Here’s how to prioritize.
- Roth IRAs and 401(k)s let you save for retirement, while HSAs let you save for medical expenses.
- All of these accounts are useful in their own right, and together, they can set you up for success.
You may have the goal of being able to retire comfortably, and also, being able to tackle medical expenses with ease, whether they arise during your working years or later in life. The good news is that there’s a host of tax-advantaged accounts that can help you save for these goals.
First, there are 401(k)s, which are employer-sponsored retirement plans. Then there are IRAs, which don’t hinge on having a sponsoring employer. As long as you have earned income, you can put money into an IRA.
And then there are health savings accounts, or HSAs. These accounts let you sock money away for medical bills. But unlike flexible spending accounts (FSAs), HSAs let you carry funds forward from one year to another and invest money you don’t need to use right away.
You may be interested in contributing to all of these accounts — and wondering how to prioritize your contributions. Here’s a quick guide.
Get your matching dollars first
IRAs, 401(k)s, and HSAs are all tax-advantaged, and as such, the IRS sets a limit on how much you can contribute each year.

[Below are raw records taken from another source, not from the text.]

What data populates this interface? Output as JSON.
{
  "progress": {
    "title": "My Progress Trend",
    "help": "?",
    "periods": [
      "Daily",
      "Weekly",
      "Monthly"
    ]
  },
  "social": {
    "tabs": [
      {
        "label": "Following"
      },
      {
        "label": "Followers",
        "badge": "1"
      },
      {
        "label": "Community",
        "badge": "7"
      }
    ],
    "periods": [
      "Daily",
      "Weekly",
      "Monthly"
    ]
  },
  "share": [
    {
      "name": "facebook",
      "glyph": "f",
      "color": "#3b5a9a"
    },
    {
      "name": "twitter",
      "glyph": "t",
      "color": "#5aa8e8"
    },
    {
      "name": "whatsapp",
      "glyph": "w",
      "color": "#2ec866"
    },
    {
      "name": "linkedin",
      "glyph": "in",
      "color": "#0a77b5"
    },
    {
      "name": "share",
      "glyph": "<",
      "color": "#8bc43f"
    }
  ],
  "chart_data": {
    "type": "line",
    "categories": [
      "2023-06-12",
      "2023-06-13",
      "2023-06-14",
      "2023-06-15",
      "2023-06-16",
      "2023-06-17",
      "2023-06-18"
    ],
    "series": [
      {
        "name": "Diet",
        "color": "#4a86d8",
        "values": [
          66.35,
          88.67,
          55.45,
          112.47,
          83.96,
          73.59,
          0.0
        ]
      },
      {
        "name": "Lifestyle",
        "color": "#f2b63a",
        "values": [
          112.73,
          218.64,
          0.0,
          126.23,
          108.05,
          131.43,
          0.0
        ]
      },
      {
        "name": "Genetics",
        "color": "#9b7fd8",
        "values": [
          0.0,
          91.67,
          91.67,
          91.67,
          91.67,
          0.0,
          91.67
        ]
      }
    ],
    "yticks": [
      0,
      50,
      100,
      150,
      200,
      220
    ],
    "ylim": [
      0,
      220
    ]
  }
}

But hitting those limits and still having money to save and invest left over is a good problem to have. For many people, the opposite holds true — they have limited funds to put into these accounts and want to maximize them.

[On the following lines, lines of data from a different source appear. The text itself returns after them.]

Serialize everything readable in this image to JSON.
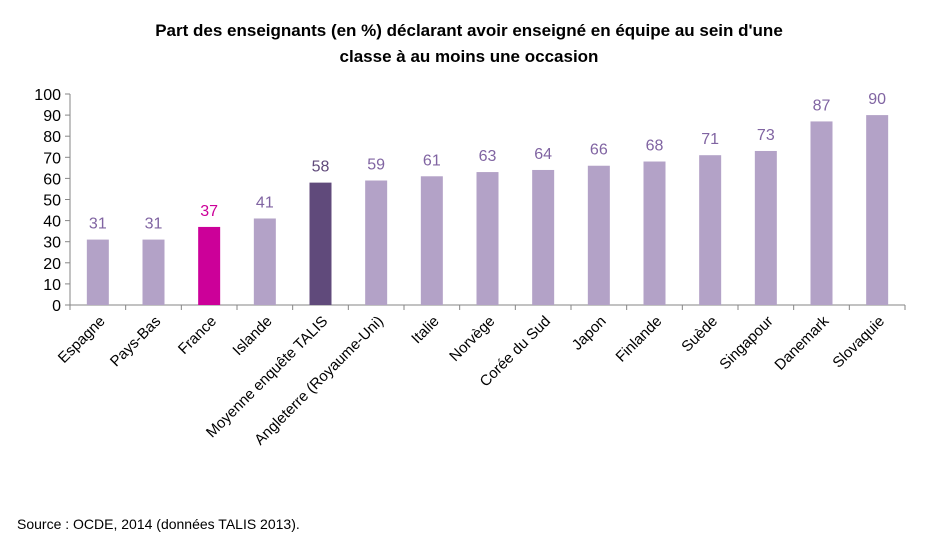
{
  "chart_data": {
    "type": "bar",
    "title_lines": [
      "Part des enseignants (en %) déclarant avoir enseigné en équipe au sein d'une",
      "classe à au moins une occasion"
    ],
    "categories": [
      "Espagne",
      "Pays-Bas",
      "France",
      "Islande",
      "Moyenne enquête TALIS",
      "Angleterre (Royaume-Uni)",
      "Italie",
      "Norvège",
      "Corée du Sud",
      "Japon",
      "Finlande",
      "Suède",
      "Singapour",
      "Danemark",
      "Slovaquie"
    ],
    "values": [
      31,
      31,
      37,
      41,
      58,
      59,
      61,
      63,
      64,
      66,
      68,
      71,
      73,
      87,
      90
    ],
    "bar_colors": [
      "#b3a2c7",
      "#b3a2c7",
      "#cc0099",
      "#b3a2c7",
      "#604a7b",
      "#b3a2c7",
      "#b3a2c7",
      "#b3a2c7",
      "#b3a2c7",
      "#b3a2c7",
      "#b3a2c7",
      "#b3a2c7",
      "#b3a2c7",
      "#b3a2c7",
      "#b3a2c7"
    ],
    "label_colors": [
      "#8064a2",
      "#8064a2",
      "#cc0099",
      "#8064a2",
      "#604a7b",
      "#8064a2",
      "#8064a2",
      "#8064a2",
      "#8064a2",
      "#8064a2",
      "#8064a2",
      "#8064a2",
      "#8064a2",
      "#8064a2",
      "#8064a2"
    ],
    "ylim": [
      0,
      100
    ],
    "yticks": [
      0,
      10,
      20,
      30,
      40,
      50,
      60,
      70,
      80,
      90,
      100
    ],
    "grid": false,
    "legend": "none",
    "xlabel": "",
    "ylabel": ""
  },
  "source": "Source : OCDE, 2014 (données TALIS 2013)."
}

If that’s the boat you’re in, and you’re all eligible for all three accounts, then it could pay to fund your 401(k) first. The reason? Many companies that sponsor 401(k) plans also match worker contributions to some degree. So it pays to claim that match, because it’s effectively free money.
So, let’s say you’re able to set aside $5,000 a year across all three accounts. If your employer will match 401(k) contributions in full up to $3,000, then your best bet is to put $3,000 into your 401(k) to get that benefit. From there, you can divide your remaining $2,000 between your Roth IRA and your HSA.

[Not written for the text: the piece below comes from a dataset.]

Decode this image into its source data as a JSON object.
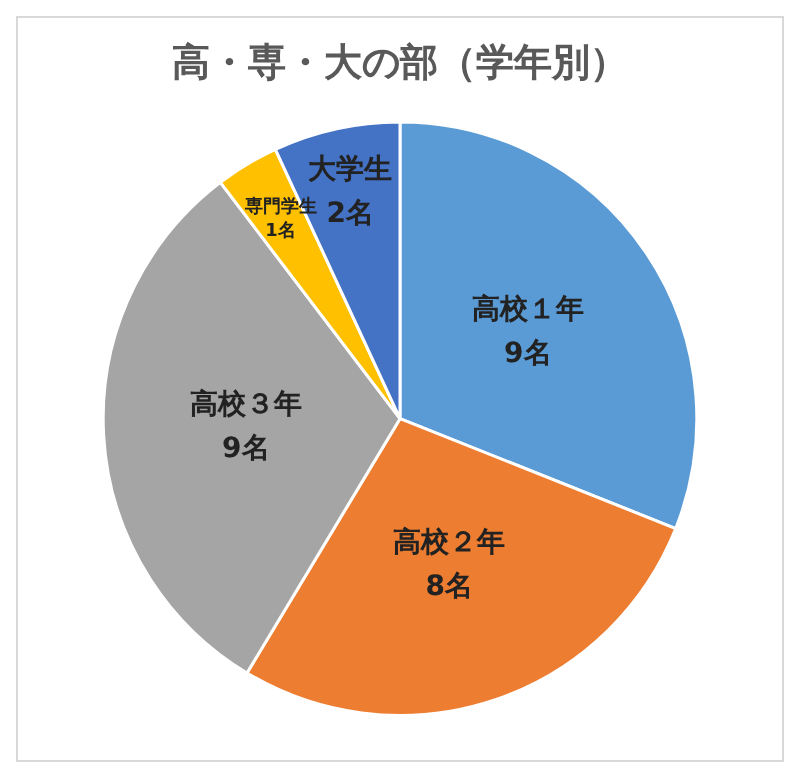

Which should take priority? That’s tricky, as both accounts serve an important purpose and offer their own benefits. In this situation, splitting your remaining funds between the two accounts equally is certainly a reasonable option.
Now you might assume you should prioritize your HSA if you’re fairly young, because while retirement might be many years away, a large medical bill could pop up at any time. And that’s good logic — assuming you plan to tap your HSA from year to year to cover healthcare costs.
But many people with HSAs don’t do that. Instead, what they do is pay for healthcare costs out of pocket or tap their savings accounts despite having money in an HSA, and then keep their HSAs invested. That way, they can benefit from tax-free growth. So if that’s your plan, too, then you don’t necessarily need to bump HSA contributions up over contributions to your Roth IRA.
Set yourself up for the future
Doing your best to fund a 401(k), Roth IRA, and HSA could put you in a great position to retire securely and have enough money as a senior to cover medical costs. While it generally pays to prioritize a 401(k) with a matching incentive, if yours doesn’t have that, it could pay to skip the 401(k) and try to get as close as possible to maxing out your Roth IRA and HSA.
Roth IRAs have a lot of benefits, like tax-free withdrawals in retirement. And they don’t force you to take mandatory withdrawals from your retirement savings later in life like 401(k)s do. So if your employer isn’t offering free money for your 401(k), you may want to solely save for retirement in a Roth IRA, all the while funding an HSA to cover your medical needs.